In the GGX case of "famous designer" (or famous lawyer, engineer, programmer, billionaire, CEO, sports star, actress, politician...), we always have more to choose from than names we can remember, so it will not risk breaking SoD to make one up. Every year we can plausibly see a new crop of all of those professions.
Another option is to invent anyway: For "Google" give yourself an expert computer scientist or super hacker.
"Wait, what are you searching with? That doesn't look normal."
"Oh. BFG. Little trick we've got, bypasses the filters on ... Here we go, found it."
"That fast? I searched all day!"
"Yeah dude. Get you some BFG."
This is not legal advice and I am not a lawyer.
Great question! I think the answer lies in this:
But what about a big known brand, like Google? In a story set in our time, it would be rather weird for the characters to use a search engine that isn't google - we even use 'google' as a verb, as in "why don't you google it?".

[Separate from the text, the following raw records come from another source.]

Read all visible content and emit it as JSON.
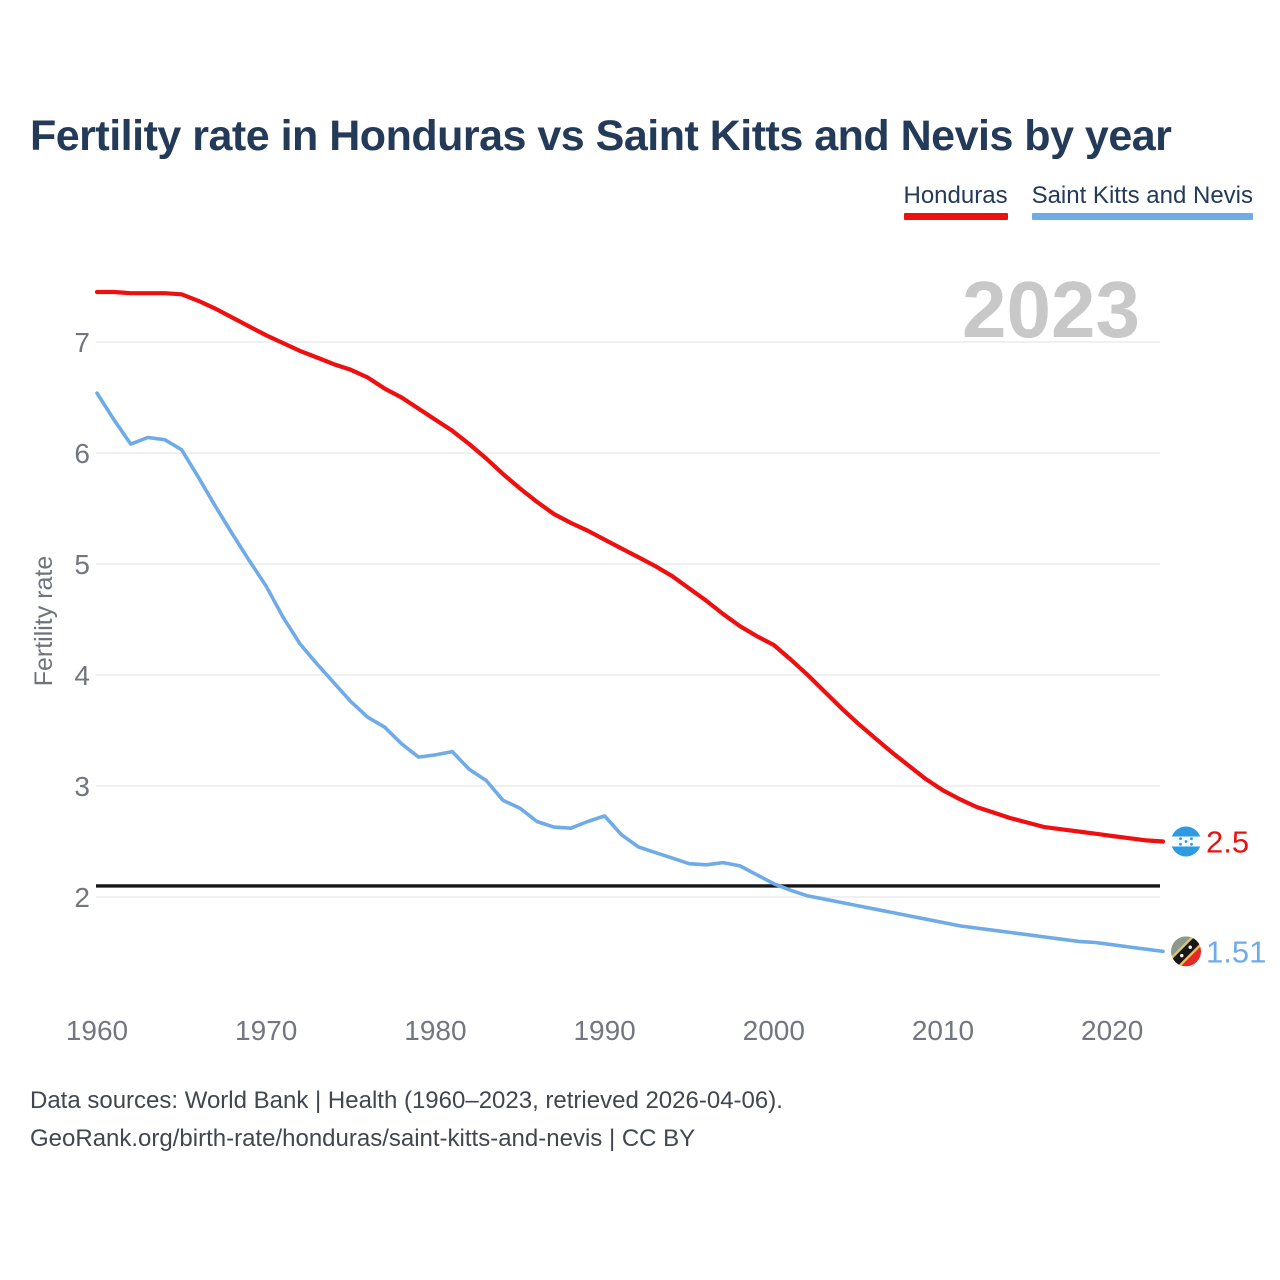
{
  "title": "Fertility rate in Honduras vs Saint Kitts and Nevis by year",
  "watermark": {
    "text": "2023"
  },
  "legend": {
    "items": [
      {
        "label": "Honduras",
        "color": "#ee1010"
      },
      {
        "label": "Saint Kitts and Nevis",
        "color": "#6fabe7"
      }
    ]
  },
  "chart_data": {
    "type": "line",
    "title": "Fertility rate in Honduras vs Saint Kitts and Nevis by year",
    "xlabel": "",
    "ylabel": "Fertility rate",
    "grid": true,
    "legend_position": "top-right",
    "xlim": [
      1960,
      2023
    ],
    "ylim": [
      1.4,
      7.6
    ],
    "x_ticks": [
      1960,
      1970,
      1980,
      1990,
      2000,
      2010,
      2020
    ],
    "y_ticks": [
      7,
      6,
      5,
      4,
      3,
      2
    ],
    "reference_line": {
      "value": 2.1,
      "color": "#171717"
    },
    "x": [
      1960,
      1961,
      1962,
      1963,
      1964,
      1965,
      1966,
      1967,
      1968,
      1969,
      1970,
      1971,
      1972,
      1973,
      1974,
      1975,
      1976,
      1977,
      1978,
      1979,
      1980,
      1981,
      1982,
      1983,
      1984,
      1985,
      1986,
      1987,
      1988,
      1989,
      1990,
      1991,
      1992,
      1993,
      1994,
      1995,
      1996,
      1997,
      1998,
      1999,
      2000,
      2001,
      2002,
      2003,
      2004,
      2005,
      2006,
      2007,
      2008,
      2009,
      2010,
      2011,
      2012,
      2013,
      2014,
      2015,
      2016,
      2017,
      2018,
      2019,
      2020,
      2021,
      2022,
      2023
    ],
    "series": [
      {
        "name": "Honduras",
        "color": "#ee1010",
        "end_label": "2.5",
        "values": [
          7.45,
          7.45,
          7.44,
          7.44,
          7.44,
          7.43,
          7.37,
          7.3,
          7.22,
          7.14,
          7.06,
          6.99,
          6.92,
          6.86,
          6.8,
          6.75,
          6.68,
          6.58,
          6.5,
          6.4,
          6.3,
          6.2,
          6.08,
          5.95,
          5.81,
          5.68,
          5.56,
          5.45,
          5.37,
          5.3,
          5.22,
          5.14,
          5.06,
          4.98,
          4.89,
          4.78,
          4.67,
          4.55,
          4.44,
          4.35,
          4.27,
          4.14,
          4.0,
          3.85,
          3.7,
          3.56,
          3.43,
          3.3,
          3.18,
          3.06,
          2.96,
          2.88,
          2.81,
          2.76,
          2.71,
          2.67,
          2.63,
          2.61,
          2.59,
          2.57,
          2.55,
          2.53,
          2.51,
          2.5
        ]
      },
      {
        "name": "Saint Kitts and Nevis",
        "color": "#6fabe7",
        "end_label": "1.51",
        "values": [
          6.54,
          6.3,
          6.08,
          6.14,
          6.12,
          6.03,
          5.78,
          5.52,
          5.27,
          5.03,
          4.8,
          4.52,
          4.28,
          4.1,
          3.93,
          3.76,
          3.62,
          3.53,
          3.38,
          3.26,
          3.28,
          3.31,
          3.15,
          3.05,
          2.87,
          2.8,
          2.68,
          2.63,
          2.62,
          2.68,
          2.73,
          2.56,
          2.45,
          2.4,
          2.35,
          2.3,
          2.29,
          2.31,
          2.28,
          2.2,
          2.12,
          2.06,
          2.01,
          1.98,
          1.95,
          1.92,
          1.89,
          1.86,
          1.83,
          1.8,
          1.77,
          1.74,
          1.72,
          1.7,
          1.68,
          1.66,
          1.64,
          1.62,
          1.6,
          1.59,
          1.57,
          1.55,
          1.53,
          1.51
        ]
      }
    ]
  },
  "footer": {
    "line1": "Data sources: World Bank | Health (1960–2023, retrieved 2026-04-06).",
    "line2": "GeoRank.org/birth-rate/honduras/saint-kitts-and-nevis | CC BY"
  }
}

When you get to the point that it would sound odd to not use the brand name, that's where it makes sense to use it (if you can).
"Good question, let's Floogle that" sounds weird. If you were in a situation where you can't use the brand name legally (I'll leave whether that's the case for other questions to answer) you can write around it. "Good question, let's check the web" is definitely less awkward that using another search engine.
It's also worth looking into the concept of generic trademarks:
A trademark is said to become genericized when it begins as a distinctive product identifier but changes in meaning to become generic. This typically happens when the products or services with which the trademark is associated have acquired substantial market dominance or mind share, such that the primary meaning of the genericized trademark becomes the product or service itself rather than an indication of source for the product or service.
Thermos, Kleenex, ChapStick, Aspirin, Dumpster, Band-Aid, Velcro, Hoover, and Speedo are examples of trademarks that have become genericized in the US and elsewhere.
Whether this means you can use these without fear of getting a cease and desist letter... I'd check with a lawyer about that.